An earth-boring bit (11) having a bit body (13), at least one cantilevered bearing shaft depending inwardly and downwardly from the bit body, a cutter (21,23,25) mounted for rotation on the bearing shaft, the cutter having a first conical surface (31) that rotates next to the bit body (13) and a second conical surface (41) that intersects the first conical surface (31) at an angular junction and extends inward therefrom, the cutter including a plurality of cutting elements (33,43,51) arranged in generally circumferential rows on the cutter, the generally circumferential rows including a second conical surface row of cutting elements (43;143;243;343;443) located on the second conical surface (41) inward from the junction, characterized by;
at least one of the cutting elements (43;143;243;343;443) in the second conical surface row having an outer surface (65;165;265;365;465) at least partially formed of super-hard material (71;171;271;371;471) and defining a cutting edge (73;173;273;373;473) for shearing engagement with the sidewall of the borehole as the cutter (21,23,25) rolls and slides over the bottom of the borehole during drilling operation.
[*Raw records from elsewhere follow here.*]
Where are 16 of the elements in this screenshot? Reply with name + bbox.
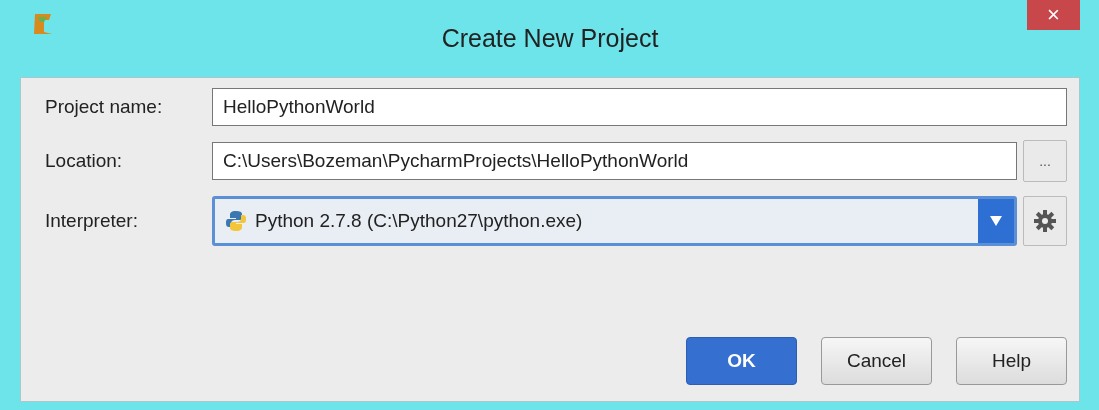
settings-button[interactable] — [1023, 196, 1067, 246]
dialog-button[interactable]: OK — [686, 337, 797, 385]
dialog-button[interactable]: Cancel — [821, 337, 932, 385]
app-logo-icon — [32, 11, 54, 36]
close-button[interactable]: × — [1027, 0, 1080, 30]
interpreter-dropdown[interactable]: Python 2.7.8 (C:\Python27\python.exe) — [212, 196, 1017, 246]
location-field[interactable]: C:\Users\Bozeman\PycharmProjects\HelloPythonWorld — [212, 142, 1017, 180]
field-label: Interpreter: — [45, 210, 139, 232]
browse-button[interactable]: ... — [1023, 140, 1067, 182]
project-name-field[interactable]: HelloPythonWorld — [212, 88, 1067, 126]
field-label: Project name: — [45, 96, 164, 118]
dialog-button[interactable]: Help — [956, 337, 1067, 385]
python-logo-icon — [225, 210, 247, 232]
window-title: Create New Project — [441, 24, 659, 53]
field-label: Location: — [45, 150, 124, 172]
settings-icon — [1033, 209, 1057, 233]
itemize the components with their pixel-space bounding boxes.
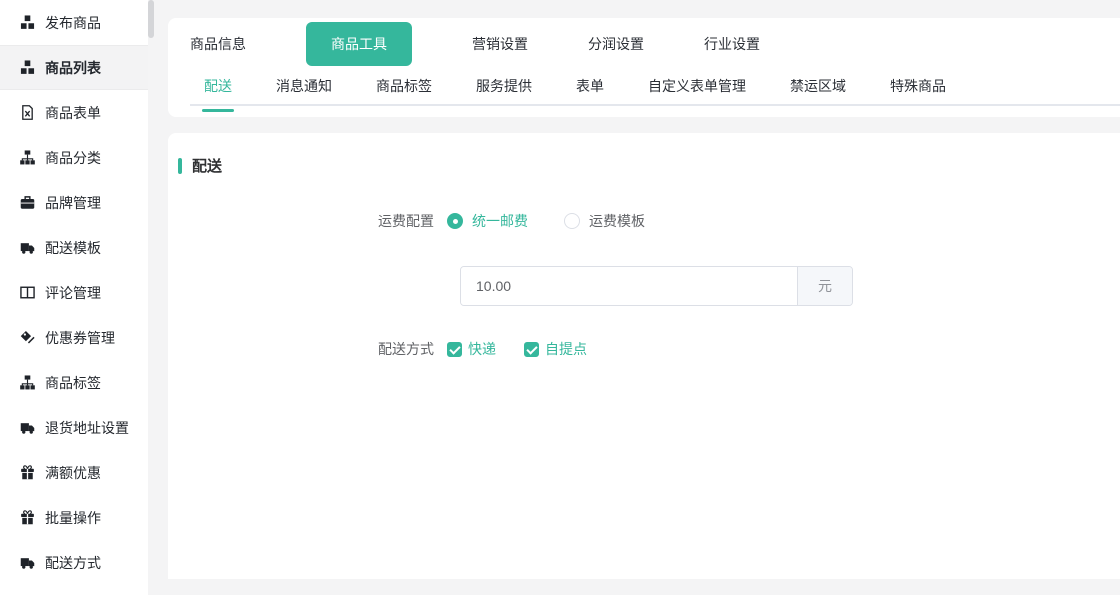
tab-profit-settings[interactable]: 分润设置 xyxy=(588,34,644,54)
subtab-delivery[interactable]: 配送 xyxy=(202,70,234,110)
sidebar-item-full-discount[interactable]: 满额优惠 xyxy=(0,450,148,495)
top-tabs: 商品信息 商品工具 营销设置 分润设置 行业设置 xyxy=(190,18,1120,70)
file-excel-icon xyxy=(20,105,35,120)
sidebar-item-product-form[interactable]: 商品表单 xyxy=(0,90,148,135)
sidebar-item-label: 配送方式 xyxy=(45,553,101,573)
sidebar-item-return-address[interactable]: 退货地址设置 xyxy=(0,405,148,450)
sidebar-item-label: 商品列表 xyxy=(45,58,101,78)
section-header: 配送 xyxy=(178,155,1120,176)
sidebar-item-label: 优惠券管理 xyxy=(45,328,115,348)
postage-input[interactable] xyxy=(461,267,797,305)
freight-config-row: 运费配置 统一邮费 运费模板 xyxy=(178,211,1120,231)
content-panel: 配送 运费配置 统一邮费 运费模板 元 xyxy=(168,133,1120,579)
subtab-product-tags[interactable]: 商品标签 xyxy=(374,70,434,110)
truck-icon xyxy=(20,420,35,435)
sidebar-item-label: 商品分类 xyxy=(45,148,101,168)
radio-unselected-icon xyxy=(564,213,580,229)
radio-label: 统一邮费 xyxy=(472,211,528,231)
sidebar: 发布商品 商品列表 商品表单 商品分类 品牌管理 配送模板 评论管理 优惠券管理… xyxy=(0,0,148,595)
sidebar-item-batch-operation[interactable]: 批量操作 xyxy=(0,495,148,540)
sidebar-item-product-list[interactable]: 商品列表 xyxy=(0,45,148,90)
sidebar-item-label: 发布商品 xyxy=(45,13,101,33)
sitemap-icon xyxy=(20,150,35,165)
tags-icon xyxy=(20,330,35,345)
subtab-special-product[interactable]: 特殊商品 xyxy=(888,70,948,110)
radio-selected-icon xyxy=(447,213,463,229)
tab-product-tools[interactable]: 商品工具 xyxy=(306,22,412,66)
sidebar-item-publish-product[interactable]: 发布商品 xyxy=(0,0,148,45)
sidebar-item-delivery-method[interactable]: 配送方式 xyxy=(0,540,148,585)
checkbox-pickup-point[interactable]: 自提点 xyxy=(524,339,587,359)
sidebar-item-label: 评论管理 xyxy=(45,283,101,303)
tab-marketing-settings[interactable]: 营销设置 xyxy=(472,34,528,54)
radio-freight-template[interactable]: 运费模板 xyxy=(564,211,645,231)
subtab-message-notify[interactable]: 消息通知 xyxy=(274,70,334,110)
briefcase-icon xyxy=(20,195,35,210)
radio-label: 运费模板 xyxy=(589,211,645,231)
subtab-embargo-area[interactable]: 禁运区域 xyxy=(788,70,848,110)
sub-tabs: 配送 消息通知 商品标签 服务提供 表单 自定义表单管理 禁运区域 特殊商品 xyxy=(190,70,1120,106)
postage-unit-suffix: 元 xyxy=(797,267,852,305)
postage-input-row: 元 xyxy=(460,266,1120,306)
sidebar-item-label: 配送模板 xyxy=(45,238,101,258)
checkbox-label: 自提点 xyxy=(545,339,587,359)
checkbox-checked-icon xyxy=(524,342,539,357)
sidebar-item-label: 满额优惠 xyxy=(45,463,101,483)
tabs-panel: 商品信息 商品工具 营销设置 分润设置 行业设置 配送 消息通知 商品标签 服务… xyxy=(168,18,1120,117)
cubes-icon xyxy=(20,60,35,75)
sidebar-item-label: 商品表单 xyxy=(45,103,101,123)
checkbox-label: 快递 xyxy=(468,339,496,359)
sidebar-item-label: 商品标签 xyxy=(45,373,101,393)
sidebar-item-coupon-management[interactable]: 优惠券管理 xyxy=(0,315,148,360)
truck-icon xyxy=(20,555,35,570)
columns-icon xyxy=(20,285,35,300)
delivery-form: 运费配置 统一邮费 运费模板 元 配送方式 xyxy=(178,211,1120,359)
sidebar-item-delivery-template[interactable]: 配送模板 xyxy=(0,225,148,270)
delivery-method-label: 配送方式 xyxy=(178,339,447,359)
section-title: 配送 xyxy=(192,155,222,176)
subtab-form[interactable]: 表单 xyxy=(574,70,606,110)
sidebar-item-label: 品牌管理 xyxy=(45,193,101,213)
sidebar-item-label: 批量操作 xyxy=(45,508,101,528)
sidebar-item-comment-management[interactable]: 评论管理 xyxy=(0,270,148,315)
subtab-service-provide[interactable]: 服务提供 xyxy=(474,70,534,110)
sidebar-item-label: 退货地址设置 xyxy=(45,418,129,438)
checkbox-express[interactable]: 快递 xyxy=(447,339,496,359)
freight-config-label: 运费配置 xyxy=(178,211,447,231)
sidebar-item-brand-management[interactable]: 品牌管理 xyxy=(0,180,148,225)
tab-industry-settings[interactable]: 行业设置 xyxy=(704,34,760,54)
sidebar-item-product-category[interactable]: 商品分类 xyxy=(0,135,148,180)
sidebar-item-product-tags[interactable]: 商品标签 xyxy=(0,360,148,405)
gift-icon xyxy=(20,465,35,480)
sidebar-scrollbar[interactable] xyxy=(148,0,154,38)
sitemap-icon xyxy=(20,375,35,390)
main-area: 商品信息 商品工具 营销设置 分润设置 行业设置 配送 消息通知 商品标签 服务… xyxy=(168,0,1120,595)
truck-icon xyxy=(20,240,35,255)
checkbox-checked-icon xyxy=(447,342,462,357)
gift-icon xyxy=(20,510,35,525)
subtab-custom-form-management[interactable]: 自定义表单管理 xyxy=(646,70,748,110)
delivery-method-row: 配送方式 快递 自提点 xyxy=(178,339,1120,359)
cubes-icon xyxy=(20,15,35,30)
tab-product-info[interactable]: 商品信息 xyxy=(190,34,246,54)
postage-input-group: 元 xyxy=(460,266,853,306)
section-accent-bar xyxy=(178,158,182,174)
radio-unified-postage[interactable]: 统一邮费 xyxy=(447,211,528,231)
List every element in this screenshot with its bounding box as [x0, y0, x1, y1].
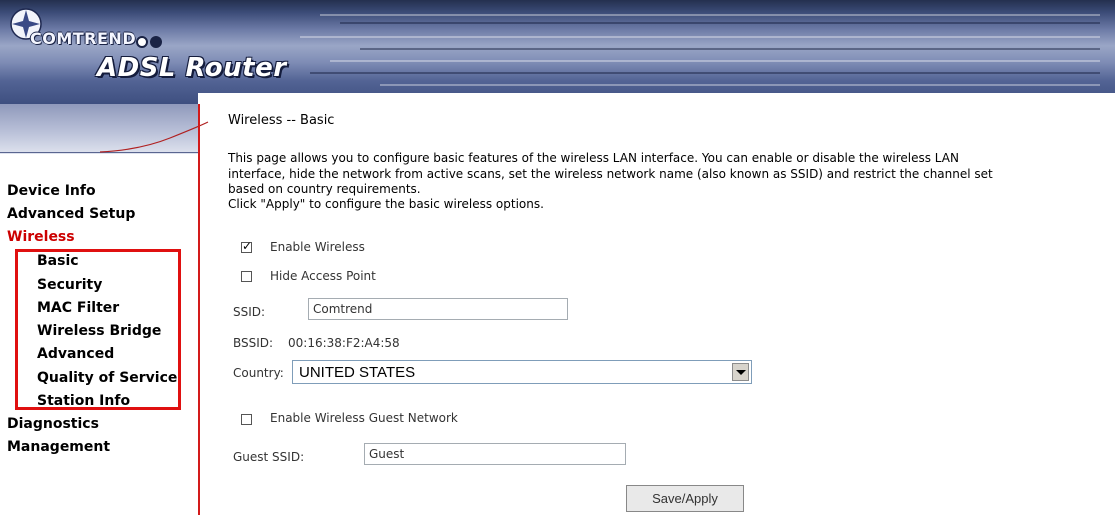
description-line: Click "Apply" to configure the basic wir… [228, 197, 544, 211]
nav-management[interactable]: Management [7, 439, 110, 455]
nav-mac-filter[interactable]: MAC Filter [37, 300, 119, 316]
nav-wireless-advanced[interactable]: Advanced [37, 346, 114, 362]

The earth-boring bit according to claim 1 wherein each cutting element in the second conical row (43) is generally chisel-shaped and includes an inner end (63), an outer end (65), and a pair of flanks (67) converging to define a crest (69), a portion of the outer end (65) being formed of super-hard material (71) extending to the crest (69) of the cutting element to define a cutting edge (73) for shear cutting engagement with the sidewall of the borehole.
The earth-boring bit according to claim 1, wherein each cutting element (143) in the second conical row has an ovoid cutting end and the cutting edge (173) of super-hard material is recessed from the crest (169).
The earth-boring bit according to claim 1, wherein each cutting element (343) in the second conical surface row has a pair of ends, and inner and outer flanks (363,365) that converge to define a crest (369) oriented transversely to the rotation axis of the cutter, a portion of the outer flank (365) being formed of the super-hard material (371), and the cutting edge (373) is recessed from the crest (369).
The earth-boring bit according to claim 1, wherein the super-hard material (71;171;271;371;471) is polycrystalline diamond and the remainder of said at least one cutting element (43;143;243;343;443) of the second conical row is formed of cemented tungsten carbide.
The earth-boring bit according to claim 1, wherein the cutting elements (43;143;243;343;443) of the second conical surface row are secured by interference fit into apertures in the second conical surface (41).
The earth-boring bit according to claim 1, wherein each cutting element (243;443) in the second conical surface row is generally chisel-shaped and includes an inner end (263;463), an outer end (265;465), and a pair of flanks (267;467) converging to define a crest (269;469), a portion of the outer end being formed of the super-hard material (271;471) to define the cutting edge (273;473), the cutting edge being recessed from the crest for shear cutting engagement with the sidewall of the borehole.
The earth-boring bit according to claim 1. wherein each cutting element of the second conical surface row is provided with a beveled cutting surface (171;271;371;471) adjacent the cutting edge and formed of the super-hard material.
The earth boring bit according to claim 1, wherein the super-hard portion of the outer surface (65;165;265;365;465) projects beyond the remainder of the outer surface for engagement with the sidewall of the borehole.